デート 【デート】
トントン、と各部隊の報告書を揃え纏める。
実在庫と理論在庫との照合を終え、ぐぐっと固まった背筋を伸ばす。思ったより早く終わった。見上げた障子窓から差し込む日はまだ白い。もう一度背筋を伸ばしてついでに首と肩をグルリと回す。すっかり冷めてしまった湯呑みで喉を潤し人心地ついたところで、ふと昼前に加州とした話を思い出した。
「そういえばさぁ、デートどうだった?」
「でぇと?…遠征の事か?」
「違うし」
昨夜の宴会で伊達の連中が、街の方の万屋にできたビルトイン観覧車の話で盛り上がっていたらしい。
「大倶利伽羅と行ったんじゃないの?」
「ないな」
「そっかぁ、ま、いっつも本丸でイチャイチャしてるし別にわざわざ出掛けなくてもいっか」
「なっ、イチャイチャなどしていない」
「毎日がお家デートってやつね」
「してない」
イチャついてもいないし、そもそも俺は大倶利伽羅と2人だけで外出したことなどない。

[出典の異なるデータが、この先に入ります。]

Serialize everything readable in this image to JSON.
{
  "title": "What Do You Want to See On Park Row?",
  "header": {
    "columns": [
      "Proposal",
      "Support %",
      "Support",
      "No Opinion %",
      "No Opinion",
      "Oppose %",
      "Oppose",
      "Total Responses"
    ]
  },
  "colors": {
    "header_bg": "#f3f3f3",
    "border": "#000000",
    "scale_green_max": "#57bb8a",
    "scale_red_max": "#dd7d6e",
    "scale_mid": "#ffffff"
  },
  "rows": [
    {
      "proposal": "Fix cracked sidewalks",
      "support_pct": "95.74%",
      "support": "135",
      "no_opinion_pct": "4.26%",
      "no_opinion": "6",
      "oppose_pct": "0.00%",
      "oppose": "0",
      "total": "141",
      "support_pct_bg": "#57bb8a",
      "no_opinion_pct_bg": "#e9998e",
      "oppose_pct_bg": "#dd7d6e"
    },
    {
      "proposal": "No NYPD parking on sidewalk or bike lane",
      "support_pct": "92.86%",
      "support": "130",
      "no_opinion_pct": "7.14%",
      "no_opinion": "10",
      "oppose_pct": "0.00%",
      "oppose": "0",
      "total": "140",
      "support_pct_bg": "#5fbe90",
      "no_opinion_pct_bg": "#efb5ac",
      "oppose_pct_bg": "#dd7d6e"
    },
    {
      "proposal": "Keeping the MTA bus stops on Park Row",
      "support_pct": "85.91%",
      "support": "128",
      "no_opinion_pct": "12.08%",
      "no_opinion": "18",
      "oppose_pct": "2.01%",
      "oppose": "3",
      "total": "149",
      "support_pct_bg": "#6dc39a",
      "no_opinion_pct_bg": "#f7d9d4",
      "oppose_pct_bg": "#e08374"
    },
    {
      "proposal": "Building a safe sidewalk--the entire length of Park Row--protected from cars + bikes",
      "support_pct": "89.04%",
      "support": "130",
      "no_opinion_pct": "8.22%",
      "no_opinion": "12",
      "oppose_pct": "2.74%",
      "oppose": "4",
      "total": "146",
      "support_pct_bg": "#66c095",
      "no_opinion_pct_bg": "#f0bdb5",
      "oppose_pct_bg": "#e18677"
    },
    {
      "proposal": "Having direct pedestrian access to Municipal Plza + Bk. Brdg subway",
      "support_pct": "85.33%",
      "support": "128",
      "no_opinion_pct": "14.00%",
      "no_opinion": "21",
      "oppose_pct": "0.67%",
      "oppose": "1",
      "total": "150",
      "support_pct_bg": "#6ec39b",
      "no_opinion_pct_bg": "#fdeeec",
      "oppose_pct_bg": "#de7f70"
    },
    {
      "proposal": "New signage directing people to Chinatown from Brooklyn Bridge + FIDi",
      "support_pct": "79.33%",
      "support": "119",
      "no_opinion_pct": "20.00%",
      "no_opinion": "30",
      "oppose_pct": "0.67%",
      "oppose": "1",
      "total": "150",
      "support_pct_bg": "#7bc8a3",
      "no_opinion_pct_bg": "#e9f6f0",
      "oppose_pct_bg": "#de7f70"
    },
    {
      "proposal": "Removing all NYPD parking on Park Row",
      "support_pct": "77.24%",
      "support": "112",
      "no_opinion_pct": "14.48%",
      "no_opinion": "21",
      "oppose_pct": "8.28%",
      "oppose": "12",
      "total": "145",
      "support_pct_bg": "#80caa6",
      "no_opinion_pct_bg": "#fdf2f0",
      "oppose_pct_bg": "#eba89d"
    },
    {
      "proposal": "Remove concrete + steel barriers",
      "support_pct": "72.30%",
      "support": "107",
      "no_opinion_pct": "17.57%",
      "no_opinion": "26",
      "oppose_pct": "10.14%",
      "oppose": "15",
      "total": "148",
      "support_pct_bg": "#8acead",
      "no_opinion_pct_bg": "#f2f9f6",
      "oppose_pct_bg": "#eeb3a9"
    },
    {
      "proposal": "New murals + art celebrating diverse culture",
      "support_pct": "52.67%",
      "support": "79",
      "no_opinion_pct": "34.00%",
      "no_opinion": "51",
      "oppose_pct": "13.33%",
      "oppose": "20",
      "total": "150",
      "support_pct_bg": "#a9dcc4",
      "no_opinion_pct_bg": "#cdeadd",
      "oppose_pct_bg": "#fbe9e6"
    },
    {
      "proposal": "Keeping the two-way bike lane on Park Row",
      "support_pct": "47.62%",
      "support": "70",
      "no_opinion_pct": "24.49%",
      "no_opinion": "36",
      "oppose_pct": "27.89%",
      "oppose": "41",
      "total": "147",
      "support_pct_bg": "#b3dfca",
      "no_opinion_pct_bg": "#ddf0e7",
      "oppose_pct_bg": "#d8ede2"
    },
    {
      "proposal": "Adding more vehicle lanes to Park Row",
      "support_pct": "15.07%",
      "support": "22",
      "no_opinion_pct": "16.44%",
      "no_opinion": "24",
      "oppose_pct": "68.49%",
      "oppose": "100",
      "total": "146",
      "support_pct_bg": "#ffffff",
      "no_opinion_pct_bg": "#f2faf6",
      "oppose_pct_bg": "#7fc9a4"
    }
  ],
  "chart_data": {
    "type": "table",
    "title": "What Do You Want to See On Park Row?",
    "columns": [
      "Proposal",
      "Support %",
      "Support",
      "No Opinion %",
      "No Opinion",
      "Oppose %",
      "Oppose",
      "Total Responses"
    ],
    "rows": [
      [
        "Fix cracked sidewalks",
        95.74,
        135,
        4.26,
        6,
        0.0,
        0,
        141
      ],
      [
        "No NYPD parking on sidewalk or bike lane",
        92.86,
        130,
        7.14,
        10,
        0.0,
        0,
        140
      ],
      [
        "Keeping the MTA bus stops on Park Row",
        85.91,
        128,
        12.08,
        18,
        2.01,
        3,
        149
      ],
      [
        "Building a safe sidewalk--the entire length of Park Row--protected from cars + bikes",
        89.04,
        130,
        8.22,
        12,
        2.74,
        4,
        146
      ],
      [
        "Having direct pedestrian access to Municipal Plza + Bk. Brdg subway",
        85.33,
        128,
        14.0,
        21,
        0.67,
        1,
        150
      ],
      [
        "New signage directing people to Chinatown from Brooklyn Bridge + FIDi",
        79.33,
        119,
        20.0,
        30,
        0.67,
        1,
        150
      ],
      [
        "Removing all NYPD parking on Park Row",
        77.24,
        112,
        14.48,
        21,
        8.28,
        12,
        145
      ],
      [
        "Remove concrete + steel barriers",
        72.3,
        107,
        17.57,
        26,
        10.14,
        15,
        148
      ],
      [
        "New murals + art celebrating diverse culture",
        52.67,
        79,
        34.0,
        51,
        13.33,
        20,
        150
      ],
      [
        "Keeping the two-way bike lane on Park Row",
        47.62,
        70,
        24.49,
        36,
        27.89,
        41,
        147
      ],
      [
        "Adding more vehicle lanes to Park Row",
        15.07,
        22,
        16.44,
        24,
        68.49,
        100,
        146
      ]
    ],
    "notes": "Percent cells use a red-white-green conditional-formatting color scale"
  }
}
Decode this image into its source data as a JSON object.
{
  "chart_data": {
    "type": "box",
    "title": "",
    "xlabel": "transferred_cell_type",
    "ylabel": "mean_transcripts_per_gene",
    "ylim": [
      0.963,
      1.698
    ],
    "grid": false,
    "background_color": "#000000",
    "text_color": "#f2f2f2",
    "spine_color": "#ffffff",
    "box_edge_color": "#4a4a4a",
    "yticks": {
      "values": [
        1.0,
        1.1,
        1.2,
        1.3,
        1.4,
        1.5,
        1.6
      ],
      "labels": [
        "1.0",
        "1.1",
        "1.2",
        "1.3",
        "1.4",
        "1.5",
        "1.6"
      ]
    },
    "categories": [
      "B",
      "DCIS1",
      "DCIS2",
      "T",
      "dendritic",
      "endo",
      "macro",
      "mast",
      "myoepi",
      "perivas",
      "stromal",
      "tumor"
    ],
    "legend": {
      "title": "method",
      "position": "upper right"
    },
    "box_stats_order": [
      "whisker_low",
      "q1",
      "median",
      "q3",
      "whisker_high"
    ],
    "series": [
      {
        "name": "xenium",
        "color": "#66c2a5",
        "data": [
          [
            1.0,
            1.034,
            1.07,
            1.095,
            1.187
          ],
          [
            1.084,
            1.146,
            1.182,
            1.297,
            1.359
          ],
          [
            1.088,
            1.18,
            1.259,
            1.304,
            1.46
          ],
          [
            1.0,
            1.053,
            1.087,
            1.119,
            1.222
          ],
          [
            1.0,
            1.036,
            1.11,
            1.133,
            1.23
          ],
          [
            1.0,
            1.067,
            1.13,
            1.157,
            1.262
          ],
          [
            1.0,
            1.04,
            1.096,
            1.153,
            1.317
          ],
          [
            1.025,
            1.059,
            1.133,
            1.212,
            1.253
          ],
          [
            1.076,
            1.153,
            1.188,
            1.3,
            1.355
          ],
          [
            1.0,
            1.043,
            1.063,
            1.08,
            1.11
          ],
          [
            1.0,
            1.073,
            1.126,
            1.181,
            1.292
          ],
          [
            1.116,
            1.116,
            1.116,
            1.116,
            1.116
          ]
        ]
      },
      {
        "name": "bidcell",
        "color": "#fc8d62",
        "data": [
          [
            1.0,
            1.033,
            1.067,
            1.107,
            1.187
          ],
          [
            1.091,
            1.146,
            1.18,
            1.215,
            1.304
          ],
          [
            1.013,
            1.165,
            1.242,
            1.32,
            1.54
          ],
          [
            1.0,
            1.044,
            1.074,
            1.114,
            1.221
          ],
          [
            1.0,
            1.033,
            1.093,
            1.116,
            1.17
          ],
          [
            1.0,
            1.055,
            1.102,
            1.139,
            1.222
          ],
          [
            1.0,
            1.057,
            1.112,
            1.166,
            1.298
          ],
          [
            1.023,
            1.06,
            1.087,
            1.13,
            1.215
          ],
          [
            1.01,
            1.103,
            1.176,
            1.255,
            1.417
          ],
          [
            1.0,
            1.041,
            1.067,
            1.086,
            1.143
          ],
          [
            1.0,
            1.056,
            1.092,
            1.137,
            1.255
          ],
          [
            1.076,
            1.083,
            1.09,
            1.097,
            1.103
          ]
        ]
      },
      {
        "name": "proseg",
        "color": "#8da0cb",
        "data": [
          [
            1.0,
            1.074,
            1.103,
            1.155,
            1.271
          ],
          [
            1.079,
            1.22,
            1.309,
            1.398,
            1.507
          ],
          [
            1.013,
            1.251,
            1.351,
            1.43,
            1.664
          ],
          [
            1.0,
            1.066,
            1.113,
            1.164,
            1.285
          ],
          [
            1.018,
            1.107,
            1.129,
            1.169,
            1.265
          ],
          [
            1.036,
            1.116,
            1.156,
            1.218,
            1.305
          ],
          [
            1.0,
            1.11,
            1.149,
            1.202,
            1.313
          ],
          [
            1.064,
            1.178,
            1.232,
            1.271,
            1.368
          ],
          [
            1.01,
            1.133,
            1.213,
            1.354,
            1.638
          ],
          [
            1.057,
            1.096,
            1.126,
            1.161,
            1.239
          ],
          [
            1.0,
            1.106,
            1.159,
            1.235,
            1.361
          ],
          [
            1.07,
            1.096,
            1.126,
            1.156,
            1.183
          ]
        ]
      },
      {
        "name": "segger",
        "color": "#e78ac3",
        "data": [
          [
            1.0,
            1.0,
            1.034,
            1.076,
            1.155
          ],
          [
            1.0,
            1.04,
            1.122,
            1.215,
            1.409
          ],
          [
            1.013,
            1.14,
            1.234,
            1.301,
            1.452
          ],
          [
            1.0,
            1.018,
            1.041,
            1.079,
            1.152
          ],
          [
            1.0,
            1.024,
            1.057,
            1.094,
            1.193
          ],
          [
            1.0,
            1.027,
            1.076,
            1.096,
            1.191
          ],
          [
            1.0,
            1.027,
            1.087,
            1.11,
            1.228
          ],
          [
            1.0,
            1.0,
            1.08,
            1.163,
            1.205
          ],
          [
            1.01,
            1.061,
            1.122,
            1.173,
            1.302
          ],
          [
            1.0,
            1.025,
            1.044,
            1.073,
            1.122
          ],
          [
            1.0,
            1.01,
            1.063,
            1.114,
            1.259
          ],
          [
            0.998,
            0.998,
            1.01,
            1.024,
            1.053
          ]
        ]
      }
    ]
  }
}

それに観覧車のことだって知らない。
「…デート」
…誰と、っ別に誰とだろうが構わん。
そもそも大倶利伽羅とは同室なだけで、別にそんな関係じゃない。
茶とともに置かれていた菓子袋を掴み上部を乱暴に左右にひっぱる。バリッと勢いよく開いた拍子に宙を舞った一本を拾い口に放り込む。
ポリッポリポリポリポリ
む、この芋けんぴうまいな。
二本目に手を伸ばし今度はゆっくりと噛んだ。目を閉じてじんわりと口の中に広がる素朴な甘さを堪能する。
うまい、大倶利伽羅にも分けてやろう。
舌鼓を打ちつつ冷えた湯呑みに手をかけたところで茶盆に残る一筆箋を見つけた。
『お土産です。堅くて洒落っ気のないところ があなたそっくりですね。宗三』
…うるさいな。
袋の口を折りながら細く長く息を吐く。
息と一緒に支柱が抜けてしまった背中が丸まる。怠慢だなと呟きつつ菓子袋の折口を握った腕を枕にうつ伏せになる。
頬とくっついた机が冷たくて気持ちがいい。
…俺がつまらん事など、知ってる。
「…デート、」
大倶利伽羅がデート?俺じゃない誰かと?
そもそもデートとはなんだ。何をするものなのか。俺じゃ駄目だったのか。いや、別に考える必要はないか。しないし、そんな関係でもない。デートの相手は、俺…じゃない。
「…デート、」
浅く息を吸い瞼を閉じて秒針の音だけを体に響かせる。
仕事を終えてから長針は二周目に突入しようとしていた。茹だって煮詰まり焦げ始めた額をぐりぐりと机に擦り付ける。
ともかく、報告書を提出しなければ。
ゆるゆると頭を上げ折口がくしゃくしゃになった菓子袋を茶盆に戻す。
茶盆に冷え切った湯呑みと菓子。
湯呑みに描かれた朱色の束熨斗は華やかに金が縁取られまるで大倶利伽羅の腰布のようで、芋けんぴは俺で…。
「俺とデート」
ふ、ふふふ。あっはっは。
自分の想像力に思わず笑いがでる。
「楽しそうだな」
ふいに背後から低い声。
喉の奥に悲鳴を飲み込む。
振り向かなくてもわかる。先程まで脳内を埋め尽くして今も心に占拠し続けている相手。
「何か用か?」
慌てて姿勢を正しいつも通りを装う。
「もう、終いだな」
「えっ」
予想通りの筈のまだ予想しきれてなかった言葉に心臓が凍る。
「っは、なに、が」
大倶利伽羅は固まる長谷部の背後から机の上を覗き込む。
「もう仕事は、終わっているのだろう」
耳元で囁かれればさっき凍ったばかりの心臓は忽ち沸騰する。
「へ、あ」
振り向けないまま言葉に詰まる長谷部。
「出かけないか」
「ど、こへ」
「街の方の万屋」
「、俺とか」
「ああ」
「デートか?!」
「そうだ」
「俺とか!」
「ああ」
肩を大きくまわし振り返った長谷部の額に勢い余った煤色がペシペシと時間差で当たる。
大倶利伽羅は一瞬だけ目を大きくした後、長谷部の乱れた前髪を梳き柔らかく笑った。
そして机に擦り付けて赤くなっている額に唇でやさしく触れるのだ。